When we grabbed this week's copy of colorful, hard-to-read listings rag Time Out, first thing we spotted was an apparent mea culpa from alleged conflict-of-interest gnome Jerry Saltz, reviewing Collier Schorr's curation, recently on view at Apex Art: "As a critic and American editor of Frieze magazine, Schorr has written about nine of these artists. She has worked for one of them; two are represented by the same gallery that handles her. She also wrote the essay that accompanies the show.

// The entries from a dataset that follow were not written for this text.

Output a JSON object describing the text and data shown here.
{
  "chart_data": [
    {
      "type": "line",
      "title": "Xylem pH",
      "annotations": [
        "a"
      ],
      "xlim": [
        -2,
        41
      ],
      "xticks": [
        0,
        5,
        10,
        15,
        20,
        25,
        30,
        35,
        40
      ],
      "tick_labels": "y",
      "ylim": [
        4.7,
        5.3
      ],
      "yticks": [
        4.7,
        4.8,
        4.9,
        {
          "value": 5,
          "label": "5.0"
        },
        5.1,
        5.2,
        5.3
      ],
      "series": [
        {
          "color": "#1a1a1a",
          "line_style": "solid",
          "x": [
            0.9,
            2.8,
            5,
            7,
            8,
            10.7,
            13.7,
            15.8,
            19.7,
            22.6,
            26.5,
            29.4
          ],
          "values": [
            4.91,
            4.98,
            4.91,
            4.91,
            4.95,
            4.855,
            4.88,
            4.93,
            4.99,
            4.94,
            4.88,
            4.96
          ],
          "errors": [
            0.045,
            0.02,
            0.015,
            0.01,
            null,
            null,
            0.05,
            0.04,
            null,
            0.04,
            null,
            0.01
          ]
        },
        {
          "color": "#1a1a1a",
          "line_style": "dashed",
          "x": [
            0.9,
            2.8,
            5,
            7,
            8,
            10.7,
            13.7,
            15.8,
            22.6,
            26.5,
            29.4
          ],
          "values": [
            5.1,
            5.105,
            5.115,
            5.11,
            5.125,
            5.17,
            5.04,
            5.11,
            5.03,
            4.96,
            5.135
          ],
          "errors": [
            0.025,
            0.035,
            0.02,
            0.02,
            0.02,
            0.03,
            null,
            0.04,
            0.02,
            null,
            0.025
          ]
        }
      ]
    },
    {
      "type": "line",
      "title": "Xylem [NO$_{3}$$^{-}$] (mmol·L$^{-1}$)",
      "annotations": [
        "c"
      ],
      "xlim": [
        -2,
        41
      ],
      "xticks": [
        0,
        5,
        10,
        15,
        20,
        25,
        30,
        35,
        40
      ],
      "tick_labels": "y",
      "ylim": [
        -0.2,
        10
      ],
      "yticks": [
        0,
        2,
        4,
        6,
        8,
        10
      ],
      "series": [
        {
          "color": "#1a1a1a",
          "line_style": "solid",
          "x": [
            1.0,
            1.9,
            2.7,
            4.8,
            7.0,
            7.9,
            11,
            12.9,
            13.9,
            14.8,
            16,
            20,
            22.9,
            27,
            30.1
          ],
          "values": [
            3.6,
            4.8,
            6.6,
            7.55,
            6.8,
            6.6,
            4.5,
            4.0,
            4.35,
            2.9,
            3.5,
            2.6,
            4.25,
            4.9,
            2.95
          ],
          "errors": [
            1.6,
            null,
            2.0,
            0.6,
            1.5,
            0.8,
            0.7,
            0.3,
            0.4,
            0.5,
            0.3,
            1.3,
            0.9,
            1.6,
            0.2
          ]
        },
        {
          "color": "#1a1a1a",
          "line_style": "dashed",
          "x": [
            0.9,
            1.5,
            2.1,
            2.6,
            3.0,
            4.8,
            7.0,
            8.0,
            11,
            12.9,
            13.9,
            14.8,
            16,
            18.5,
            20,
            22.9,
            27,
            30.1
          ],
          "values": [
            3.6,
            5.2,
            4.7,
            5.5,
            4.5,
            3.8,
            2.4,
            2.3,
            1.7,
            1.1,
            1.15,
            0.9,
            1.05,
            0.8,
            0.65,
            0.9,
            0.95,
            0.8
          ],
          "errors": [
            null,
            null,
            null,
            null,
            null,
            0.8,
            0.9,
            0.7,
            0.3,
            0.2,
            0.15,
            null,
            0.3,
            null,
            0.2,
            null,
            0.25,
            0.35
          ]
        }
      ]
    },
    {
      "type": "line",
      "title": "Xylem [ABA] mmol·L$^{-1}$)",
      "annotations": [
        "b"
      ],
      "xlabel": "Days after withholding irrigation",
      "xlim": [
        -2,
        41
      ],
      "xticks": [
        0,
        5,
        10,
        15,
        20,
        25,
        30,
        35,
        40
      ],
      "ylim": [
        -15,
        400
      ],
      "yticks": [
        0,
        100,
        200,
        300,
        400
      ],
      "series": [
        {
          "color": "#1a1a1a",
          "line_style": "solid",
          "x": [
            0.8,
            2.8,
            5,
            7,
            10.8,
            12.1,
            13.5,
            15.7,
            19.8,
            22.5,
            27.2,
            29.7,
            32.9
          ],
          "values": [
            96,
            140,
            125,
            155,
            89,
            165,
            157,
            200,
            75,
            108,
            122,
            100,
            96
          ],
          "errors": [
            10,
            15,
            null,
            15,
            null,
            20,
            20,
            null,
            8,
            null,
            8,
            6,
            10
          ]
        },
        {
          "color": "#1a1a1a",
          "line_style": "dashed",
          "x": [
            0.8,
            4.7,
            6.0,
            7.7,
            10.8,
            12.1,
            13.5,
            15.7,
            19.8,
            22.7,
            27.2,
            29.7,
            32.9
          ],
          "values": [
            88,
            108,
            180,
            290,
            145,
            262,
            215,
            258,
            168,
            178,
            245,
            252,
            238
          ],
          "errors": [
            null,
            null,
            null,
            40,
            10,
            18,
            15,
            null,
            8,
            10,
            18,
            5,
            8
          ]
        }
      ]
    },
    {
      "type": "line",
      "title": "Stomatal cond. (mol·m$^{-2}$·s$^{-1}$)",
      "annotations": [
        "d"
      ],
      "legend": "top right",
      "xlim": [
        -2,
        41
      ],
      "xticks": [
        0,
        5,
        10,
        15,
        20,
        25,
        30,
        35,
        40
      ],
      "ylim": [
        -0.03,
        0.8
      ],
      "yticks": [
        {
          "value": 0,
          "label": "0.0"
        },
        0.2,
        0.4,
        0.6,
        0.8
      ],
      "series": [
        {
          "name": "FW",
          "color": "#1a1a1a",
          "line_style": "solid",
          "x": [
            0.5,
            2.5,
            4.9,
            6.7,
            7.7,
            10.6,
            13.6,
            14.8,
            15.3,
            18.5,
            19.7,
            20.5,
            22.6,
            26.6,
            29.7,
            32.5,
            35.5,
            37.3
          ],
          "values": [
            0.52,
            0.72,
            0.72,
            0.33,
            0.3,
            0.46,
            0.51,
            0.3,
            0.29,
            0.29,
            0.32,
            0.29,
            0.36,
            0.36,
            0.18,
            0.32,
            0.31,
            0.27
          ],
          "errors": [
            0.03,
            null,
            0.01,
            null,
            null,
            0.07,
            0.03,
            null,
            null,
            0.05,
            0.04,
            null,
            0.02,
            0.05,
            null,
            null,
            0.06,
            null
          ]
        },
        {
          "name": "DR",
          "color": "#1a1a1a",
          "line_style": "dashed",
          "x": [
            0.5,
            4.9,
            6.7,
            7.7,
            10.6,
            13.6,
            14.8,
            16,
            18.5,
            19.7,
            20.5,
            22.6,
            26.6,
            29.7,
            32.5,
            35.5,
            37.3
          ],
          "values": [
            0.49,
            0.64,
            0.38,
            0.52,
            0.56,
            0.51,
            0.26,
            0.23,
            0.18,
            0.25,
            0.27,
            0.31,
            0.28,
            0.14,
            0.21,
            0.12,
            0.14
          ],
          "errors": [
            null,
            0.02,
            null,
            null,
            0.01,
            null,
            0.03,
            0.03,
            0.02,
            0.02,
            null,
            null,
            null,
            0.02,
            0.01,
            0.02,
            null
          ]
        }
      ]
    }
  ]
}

"In fact, I'm a good friend of hers and have written about her work -- so the loop of insider trading is complete, I suppose."

We rang Jerry up for comment:

"It doesn't refer to me. I want to encourage my students to collect each other's work. If they make it, great. If not, they have an art collection.

"I've never made any money in this game."

We asked Saltz if the public's perception of the art world as an insider's game was driving people away to movies, TV, music and the Net, rather than to their neighborhood gallery.

"Let them go. I don't want them!" Jerry gurgled defiantly.


Spotted in San Francisco, new San Francisco MoMA boss David Ross, buying a new house on Telegraph Hill, under the watchful eye of Gap art collector Doris Fisher.

Local museum honchos are ready to toss Ross in the bay after his opening address to S.F. MoMA staffers last week. Qouth Diamond Dave: "I'm happy to be at the only real museum in town." Yes, he doesn't want to raise any bucks from local Asian patrons.


Hack slacker Elizabeth Peyton welcomed a select group to Gavin Brown's Enterprise to celebrate her drawings book Live Forever. Lithe and grey Alex Katz schmoozed intensely with buff redhead Jack Pierson, while Jay Gorney chatted up a Brown staffer trying to glom a Rirkrit Tiravanija remnant on consignment.

And where was Rikshit during this schmoozefest? On the road betwixt Philly and L.A. Rikki-tikki and six of his students are ripping off Jack Kerouac on the old Route 66, reporting daily re their dull autodoings on the Net.

Meanwhile, Gavin Brown jealously guarded two precious new Peytons, refusing to quote a price -- "They are not for sale."

To which Simon Cerigo replied, "She paints just like Walter Robinson."


CHARLIE FINCH is the New York editor of Coagula Art Journal and has coauthored the forthcoming Most Art Sucks from Smart Art Press.